У него в запасе осталось ровно три жетона.
– Как заговоренный, – в отчаянии пожаловался Тане. – Жрет и жрет, а назад не возвращает.
– Что ж, готовься, придурок. Сегодня тебе будет так больно, как никогда еще не было.
Француженка прекрасно знала, что в большинстве игорных заведений московские умельцы давно посрывали все пломбы и переделали автоматы на свой лад: теперь возможный выигрыш безрассудных залетных игроков практически равнялся нулю.

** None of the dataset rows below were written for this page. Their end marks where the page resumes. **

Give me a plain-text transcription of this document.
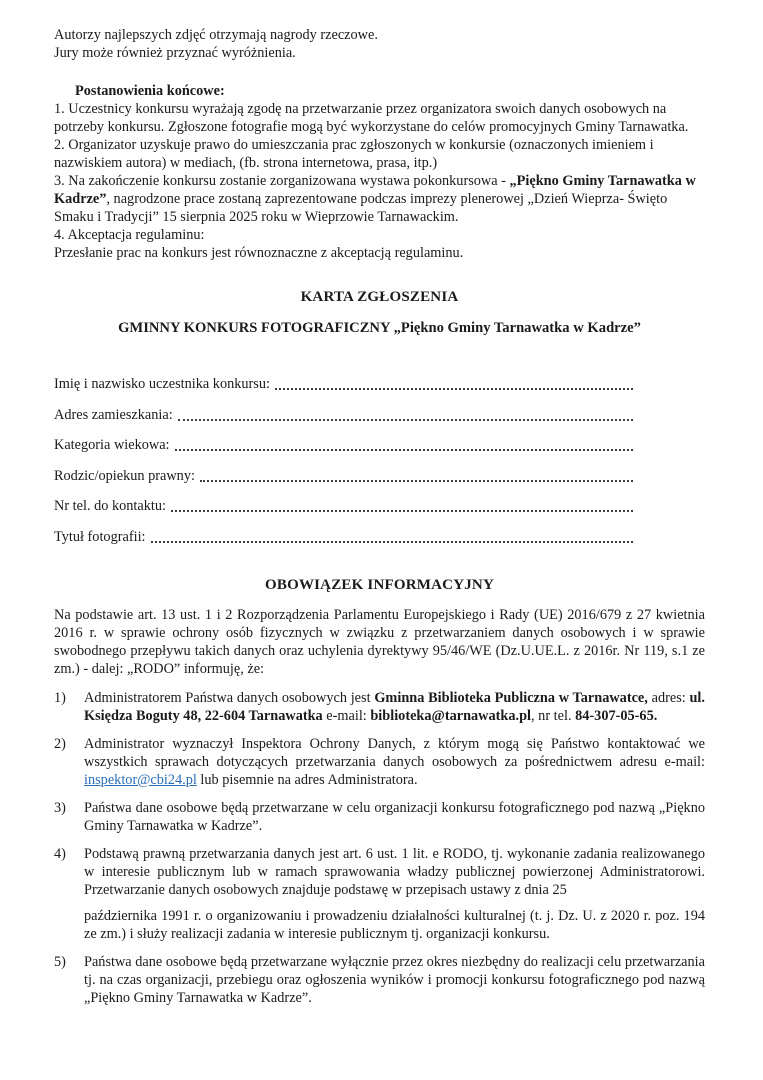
Autorzy najlepszych zdjęć otrzymają nagrody rzeczowe.
Jury może również przyznać wyróżnienia.

Postanowienia końcowe:

1. Uczestnicy konkursu wyrażają zgodę na przetwarzanie przez organizatora swoich danych osobowych na potrzeby konkursu. Zgłoszone fotografie mogą być wykorzystane do celów promocyjnych Gminy Tarnawatka.

2. Organizator uzyskuje prawo do umieszczania prac zgłoszonych w konkursie (oznaczonych imieniem i nazwiskiem autora) w mediach, (fb. strona internetowa, prasa, itp.)

3. Na zakończenie konkursu zostanie zorganizowana wystawa pokonkursowa - „Piękno Gminy Tarnawatka w Kadrze”, nagrodzone prace zostaną zaprezentowane podczas imprezy plenerowej „Dzień Wieprza- Święto Smaku i Tradycji” 15 sierpnia 2025 roku w Wieprzowie Tarnawackim.

4. Akceptacja regulaminu:
Przesłanie prac na konkurs jest równoznaczne z akceptacją regulaminu.

KARTA ZGŁOSZENIA

GMINNY KONKURS FOTOGRAFICZNY „Piękno Gminy Tarnawatka w Kadrze”

Imię i nazwisko uczestnika konkursu:
Adres zamieszkania:
Kategoria wiekowa:
Rodzic/opiekun prawny:
Nr tel. do kontaktu:
Tytuł fotografii:

OBOWIĄZEK INFORMACYJNY

Na podstawie art. 13 ust. 1 i 2 Rozporządzenia Parlamentu Europejskiego i Rady (UE) 2016/679 z 27 kwietnia 2016 r. w sprawie ochrony osób fizycznych w związku z przetwarzaniem danych osobowych i w sprawie swobodnego przepływu takich danych oraz uchylenia dyrektywy 95/46/WE (Dz.U.UE.L. z 2016r. Nr 119, s.1 ze zm.) - dalej: „RODO” informuję, że:

1)	Administratorem Państwa danych osobowych jest Gminna Biblioteka Publiczna w Tarnawatce, adres: ul. Księdza Boguty 48, 22-604 Tarnawatka e-mail: biblioteka@tarnawatka.pl, nr tel. 84-307-05-65.
2)	Administrator wyznaczył Inspektora Ochrony Danych, z którym mogą się Państwo kontaktować we wszystkich sprawach dotyczących przetwarzania danych osobowych za pośrednictwem adresu e-mail: inspektor@cbi24.pl lub pisemnie na adres Administratora.
3)	Państwa dane osobowe będą przetwarzane w celu organizacji konkursu fotograficznego pod nazwą „Piękno Gminy Tarnawatka w Kadrze”.
4)	Podstawą prawną przetwarzania danych jest art. 6 ust. 1 lit. e RODO, tj. wykonanie zadania realizowanego w interesie publicznym lub w ramach sprawowania władzy publicznej powierzonej Administratorowi. Przetwarzanie danych osobowych znajduje podstawę w przepisach ustawy z dnia 25

października 1991 r. o organizowaniu i prowadzeniu działalności kulturalnej (t. j. Dz. U. z 2020 r. poz. 194 ze zm.) i służy realizacji zadania w interesie publicznym tj. organizacji konkursu.

5)	Państwa dane osobowe będą przetwarzane wyłącznie przez okres niezbędny do realizacji celu przetwarzania tj. na czas organizacji, przebiegu oraz ogłoszenia wyników i promocji konkursu fotograficznego pod nazwą „Piękno Gminy Tarnawatka w Kadrze”.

Азиаты прибыли через полчаса. Двое узкоглазых молодцов в очень дорогих модных костюмах, и с ними человек пять охраны. Сразу в зале с рулеткой стало тесно, вся публика перетянулась туда. Таня потащила за собой упирающегося Лошакова, все еще не оставляющего надежды отыграться с 'одноруким', которому он скормил уже тысяч пятьдесят из своих личных сбережений. 'Будешь ставить по моей указке', – шепнула Таня. С появлением солидных клиентов смуглоликий крупье, до того как бы дремавший, ожил, заулыбался и сделал такое движение, будто смахивает соринки с волшебного колеса. Азиаты устроились напротив, и Таня прислонила своего кавалера рядом с ними.
– Давай, мало-мало поиграем, – лениво процедил ' один из батыров, – но без наколки.
– Максимальная ставка – сто тысяч, – вежливо отозвался крупье. – Такие правила.
– Эти правила дай своему дедушке, – пошутил азиат (казах или киргиз, черт его разберет), – мы отдыхать пришли к тебе, не яйца щупать.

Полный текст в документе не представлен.